# Differential Equation Problem

• Nov 4th 2008, 02:58 PM
eugenius
Differential Equation Problem
A spherical mothball evaporates uniformly at a rate proportional to its surface area. Hence deduce a differential equation that links its radius with time. Given that the radius halves in one month, how long will the mothball last?

Thanks :)
• Nov 4th 2008, 04:22 PM
skeeter
Quote:

Originally Posted by eugenius
A spherical mothball evaporates uniformly at a rate proportional to its surface area.
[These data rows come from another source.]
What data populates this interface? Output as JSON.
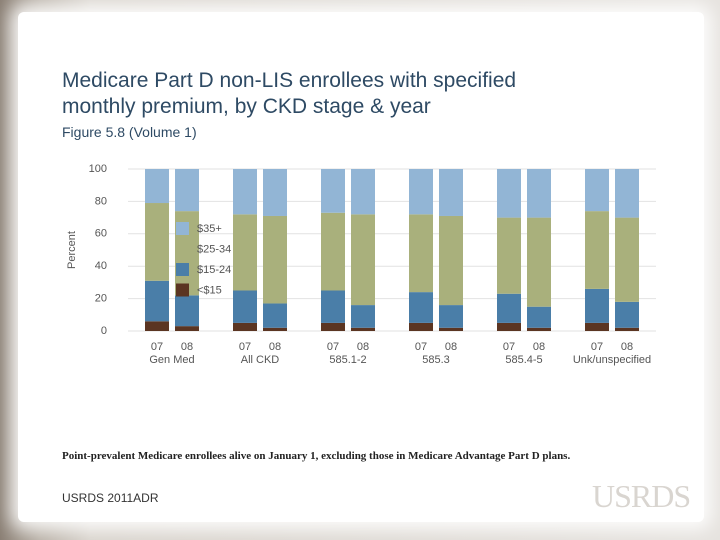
{
  "slide": {
    "title": "Medicare Part D non-LIS enrollees with specified monthly premium, by CKD stage & year",
    "subtitle": "Figure 5.8 (Volume 1)",
    "footnote": "Point-prevalent Medicare enrollees alive on January 1, excluding those in Medicare Advantage Part D plans.",
    "source": "USRDS 2011ADR",
    "logo": "USRDS"
  },
  "chart_data": {
    "type": "stacked_bar",
    "y_label": "Percent",
    "categories": [
      "07",
      "08",
      "07",
      "08",
      "07",
      "08",
      "07",
      "08",
      "07",
      "08",
      "07",
      "08"
    ],
    "groups": [
      "Gen Med",
      "All CKD",
      "585.1-2",
      "585.3",
      "585.4-5",
      "Unk/unspecified"
    ],
    "series": [
      {
        "name": "<$15",
        "color": "#5b3522",
        "values": [
          6,
          3,
          5,
          2,
          5,
          2,
          5,
          2,
          5,
          2,
          5,
          2
        ]
      },
      {
        "name": "$15-24",
        "color": "#4a7ea8",
        "values": [
          25,
          19,
          20,
          15,
          20,
          14,
          19,
          14,
          18,
          13,
          21,
          16
        ]
      },
      {
        "name": "$25-34",
        "color": "#a9b07c",
        "values": [
          48,
          52,
          47,
          54,
          48,
          56,
          48,
          55,
          47,
          55,
          48,
          52
        ]
      },
      {
        "name": "$35+",
        "color": "#92b5d5",
        "values": [
          21,
          26,
          28,
          29,
          27,
          28,
          28,
          29,
          30,
          30,
          26,
          30
        ]
      }
    ],
    "ylim": [
      0,
      100
    ],
    "yticks": [
      0,
      20,
      40,
      60,
      80,
      100
    ],
    "grid": true,
    "legend": "upper left"
  }
}
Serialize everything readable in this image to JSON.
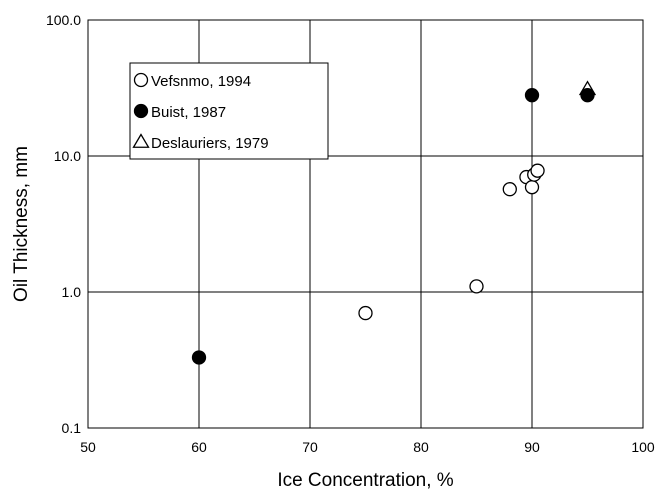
{
  "chart_data": {
    "type": "scatter",
    "xlabel": "Ice Concentration, %",
    "ylabel": "Oil Thickness, mm",
    "xlim": [
      50,
      100
    ],
    "ylim": [
      0.1,
      100
    ],
    "yscale": "log",
    "grid": true,
    "legend_position": "top-left",
    "x_ticks": [
      "50",
      "60",
      "70",
      "80",
      "90",
      "100"
    ],
    "y_ticks": [
      "0.1",
      "1.0",
      "10.0",
      "100.0"
    ],
    "series": [
      {
        "name": "Vefsnmo, 1994",
        "marker": "open-circle",
        "points": [
          {
            "x": 75,
            "y": 0.7
          },
          {
            "x": 85,
            "y": 1.1
          },
          {
            "x": 88,
            "y": 5.7
          },
          {
            "x": 89.5,
            "y": 7.0
          },
          {
            "x": 90,
            "y": 5.9
          },
          {
            "x": 90.2,
            "y": 7.3
          },
          {
            "x": 90.5,
            "y": 7.8
          }
        ]
      },
      {
        "name": "Buist, 1987",
        "marker": "filled-circle",
        "points": [
          {
            "x": 60,
            "y": 0.33
          },
          {
            "x": 90,
            "y": 28
          },
          {
            "x": 95,
            "y": 28
          }
        ]
      },
      {
        "name": "Deslauriers, 1979",
        "marker": "open-triangle",
        "points": [
          {
            "x": 95,
            "y": 31
          }
        ]
      }
    ],
    "colors": {
      "marker_stroke": "#000000",
      "marker_fill_open": "#ffffff",
      "marker_fill_solid": "#000000",
      "grid": "#000000"
    }
  }
}
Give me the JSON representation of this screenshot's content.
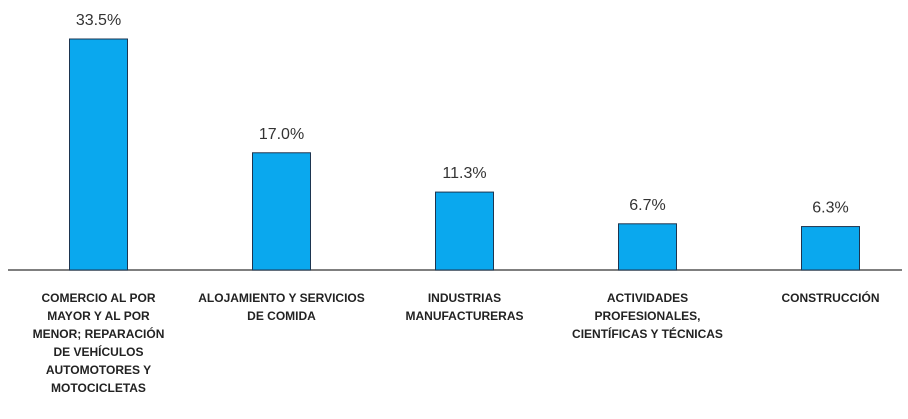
{
  "chart_data": {
    "type": "bar",
    "categories": [
      "COMERCIO AL POR MAYOR Y AL POR MENOR; REPARACIÓN DE VEHÍCULOS AUTOMOTORES Y MOTOCICLETAS",
      "ALOJAMIENTO Y SERVICIOS DE COMIDA",
      "INDUSTRIAS MANUFACTURERAS",
      "ACTIVIDADES PROFESIONALES, CIENTÍFICAS Y TÉCNICAS",
      "CONSTRUCCIÓN"
    ],
    "values": [
      33.5,
      17.0,
      11.3,
      6.7,
      6.3
    ],
    "value_labels": [
      "33.5%",
      "17.0%",
      "11.3%",
      "6.7%",
      "6.3%"
    ],
    "color": "#0aa8ee"
  }
}
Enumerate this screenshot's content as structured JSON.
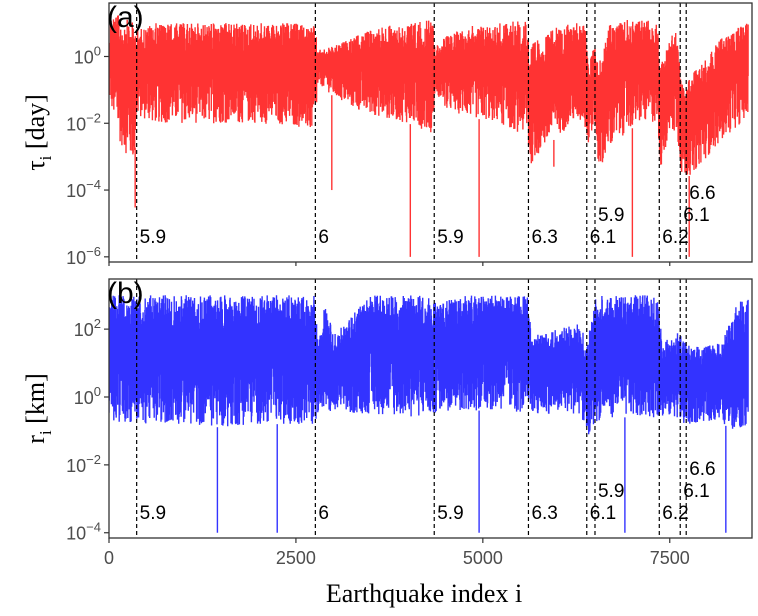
{
  "chart_data": [
    {
      "type": "line",
      "panel_label": "(a)",
      "ylabel_main": "τ",
      "ylabel_sub": "i",
      "ylabel_unit": "[day]",
      "xlabel": "",
      "xlim": [
        0,
        8600
      ],
      "ylim": [
        7e-07,
        40
      ],
      "yscale": "log",
      "yticks": [
        1e-06,
        0.0001,
        0.01,
        1
      ],
      "ytick_labels": [
        {
          "base": "10",
          "exp": "−6"
        },
        {
          "base": "10",
          "exp": "−4"
        },
        {
          "base": "10",
          "exp": "−2"
        },
        {
          "base": "10",
          "exp": "0"
        }
      ],
      "series_color": "#ff3333",
      "profile": {
        "x": [
          0,
          20,
          80,
          150,
          250,
          340,
          370,
          600,
          1000,
          1500,
          2000,
          2500,
          2750,
          2800,
          3000,
          3300,
          3600,
          4000,
          4330,
          4360,
          4500,
          4800,
          5200,
          5600,
          5620,
          5800,
          6000,
          6200,
          6360,
          6400,
          6450,
          6500,
          6540,
          6700,
          6900,
          7100,
          7340,
          7370,
          7500,
          7600,
          7650,
          7700,
          7800,
          8000,
          8200,
          8400,
          8550
        ],
        "lo": [
          -1.2,
          -1.5,
          -2.0,
          -2.6,
          -3.0,
          -3.2,
          -1.8,
          -2.0,
          -2.0,
          -2.0,
          -2.0,
          -2.1,
          -2.3,
          -0.8,
          -1.2,
          -1.6,
          -1.8,
          -2.0,
          -2.3,
          -1.0,
          -1.6,
          -1.8,
          -2.0,
          -2.4,
          -3.3,
          -2.8,
          -2.4,
          -2.0,
          -2.0,
          -3.0,
          -2.3,
          -2.0,
          -3.4,
          -2.8,
          -2.3,
          -2.0,
          -2.0,
          -3.4,
          -2.3,
          -2.3,
          -3.5,
          -3.7,
          -3.5,
          -3.0,
          -2.5,
          -2.1,
          -1.8
        ],
        "hi": [
          0.6,
          1.3,
          1.3,
          1.2,
          1.1,
          1.0,
          0.8,
          1.0,
          1.0,
          1.0,
          1.0,
          1.0,
          0.9,
          0.2,
          0.3,
          0.6,
          0.9,
          1.0,
          1.1,
          0.3,
          0.6,
          0.9,
          1.0,
          1.1,
          0.3,
          0.6,
          0.9,
          1.0,
          1.1,
          0.0,
          0.2,
          0.4,
          -0.3,
          1.0,
          1.1,
          1.1,
          1.1,
          -0.3,
          0.5,
          0.9,
          -0.6,
          -1.0,
          -0.5,
          0.0,
          0.6,
          0.9,
          1.0
        ]
      },
      "spikes": [
        {
          "x": 350,
          "y": 3e-05
        },
        {
          "x": 2980,
          "y": 0.0001
        },
        {
          "x": 4030,
          "y": 1e-06
        },
        {
          "x": 4950,
          "y": 1e-06
        },
        {
          "x": 5950,
          "y": 0.0005
        },
        {
          "x": 7000,
          "y": 1e-06
        },
        {
          "x": 7760,
          "y": 1e-06
        }
      ],
      "events": [
        {
          "x": 370,
          "mag": "5.9",
          "row": 0
        },
        {
          "x": 2760,
          "mag": "6",
          "row": 0
        },
        {
          "x": 4350,
          "mag": "5.9",
          "row": 0
        },
        {
          "x": 5610,
          "mag": "6.3",
          "row": 0
        },
        {
          "x": 6390,
          "mag": "6.1",
          "row": 0
        },
        {
          "x": 6500,
          "mag": "5.9",
          "row": 1
        },
        {
          "x": 7360,
          "mag": "6.2",
          "row": 0
        },
        {
          "x": 7640,
          "mag": "6.1",
          "row": 1
        },
        {
          "x": 7720,
          "mag": "6.6",
          "row": 2
        }
      ]
    },
    {
      "type": "line",
      "panel_label": "(b)",
      "ylabel_main": "r",
      "ylabel_sub": "i",
      "ylabel_unit": "[km]",
      "xlabel": "Earthquake index i",
      "xlim": [
        0,
        8600
      ],
      "ylim": [
        7e-05,
        3000
      ],
      "yscale": "log",
      "yticks": [
        0.0001,
        0.01,
        1,
        100
      ],
      "ytick_labels": [
        {
          "base": "10",
          "exp": "−4"
        },
        {
          "base": "10",
          "exp": "−2"
        },
        {
          "base": "10",
          "exp": "0"
        },
        {
          "base": "10",
          "exp": "2"
        }
      ],
      "xticks": [
        0,
        2500,
        5000,
        7500
      ],
      "xtick_labels": [
        "0",
        "2500",
        "5000",
        "7500"
      ],
      "series_color": "#3333ff",
      "profile": {
        "x": [
          0,
          100,
          400,
          1000,
          1500,
          2000,
          2500,
          2750,
          2800,
          2900,
          3000,
          3200,
          3500,
          4000,
          4330,
          4400,
          4800,
          5200,
          5600,
          5650,
          6000,
          6300,
          6400,
          6500,
          6600,
          7000,
          7340,
          7400,
          7600,
          7700,
          7800,
          8000,
          8200,
          8400,
          8550
        ],
        "lo": [
          -0.5,
          -0.8,
          -0.8,
          -0.8,
          -0.9,
          -0.8,
          -0.8,
          -0.8,
          -0.4,
          -0.6,
          -0.5,
          -0.5,
          -0.5,
          -0.6,
          -0.6,
          -0.4,
          -0.4,
          -0.4,
          -0.5,
          -0.5,
          -0.5,
          -0.5,
          -1.2,
          -0.8,
          -0.6,
          -0.6,
          -0.6,
          -0.6,
          -0.6,
          -1.0,
          -0.8,
          -0.7,
          -0.8,
          -1.0,
          -0.8
        ],
        "hi": [
          3.0,
          3.0,
          3.0,
          3.0,
          3.0,
          3.0,
          3.0,
          3.0,
          1.5,
          3.0,
          1.8,
          2.3,
          3.0,
          3.0,
          3.0,
          2.8,
          3.0,
          3.0,
          3.0,
          1.8,
          2.0,
          2.2,
          1.6,
          3.0,
          3.0,
          3.0,
          3.0,
          1.7,
          1.9,
          1.7,
          1.5,
          1.5,
          1.6,
          2.8,
          2.9
        ]
      },
      "spikes": [
        {
          "x": 1450,
          "y": 0.0001
        },
        {
          "x": 2250,
          "y": 0.0001
        },
        {
          "x": 4950,
          "y": 0.0001
        },
        {
          "x": 6900,
          "y": 0.0001
        },
        {
          "x": 8250,
          "y": 0.0001
        }
      ],
      "events": [
        {
          "x": 370,
          "mag": "5.9",
          "row": 0
        },
        {
          "x": 2760,
          "mag": "6",
          "row": 0
        },
        {
          "x": 4350,
          "mag": "5.9",
          "row": 0
        },
        {
          "x": 5610,
          "mag": "6.3",
          "row": 0
        },
        {
          "x": 6390,
          "mag": "6.1",
          "row": 0
        },
        {
          "x": 6500,
          "mag": "5.9",
          "row": 1
        },
        {
          "x": 7360,
          "mag": "6.2",
          "row": 0
        },
        {
          "x": 7640,
          "mag": "6.1",
          "row": 1
        },
        {
          "x": 7720,
          "mag": "6.6",
          "row": 2
        }
      ]
    }
  ]
}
Hence deduce a differential equation that links its radius with time. Given that the radius halves in one month, how long will the mothball last?

Thanks :)

A spherical mothball evaporates uniformly at a rate proportional to its surface area.

$\displaystyle \frac{dV}{dt} = -kS$

since $\displaystyle V = \frac{4}{3}\pi r^3$

$\displaystyle \frac{dV}{dt} = 4\pi r^2 \cdot \frac{dr}{dt} = S \cdot \frac{dr}{dt}$

equating ...

$\displaystyle S \cdot \frac{dr}{dt} = -kS$

$\displaystyle \frac{dr}{dt} = -k$

so, the radius decreases at a constant rate ... can you take it from here?
• Nov 4th 2008, 04:26 PM
eugenius
thanks, i'll see how i get on
• Nov 4th 2008, 11:50 PM
eugenius
i still cant do the last bit, help please :S
• Nov 5th 2008, 01:18 AM
mr fantastic
Quote:

Originally Posted by eugenius
i still cant do the last bit, help please :S

$\displaystyle \frac{dr}{dt} = -k \Rightarrow r = -kt + C$.

When t = 0, $\displaystyle r = r_0$. Therefore $\displaystyle r = r_0 - kt$.

When t = 1, $\displaystyle r = \frac{r_0}{2} \Rightarrow k = \frac{r_0}{2}$.

Therefore $\displaystyle r = r_0 \left(1 - \frac{t}{2} \right)$.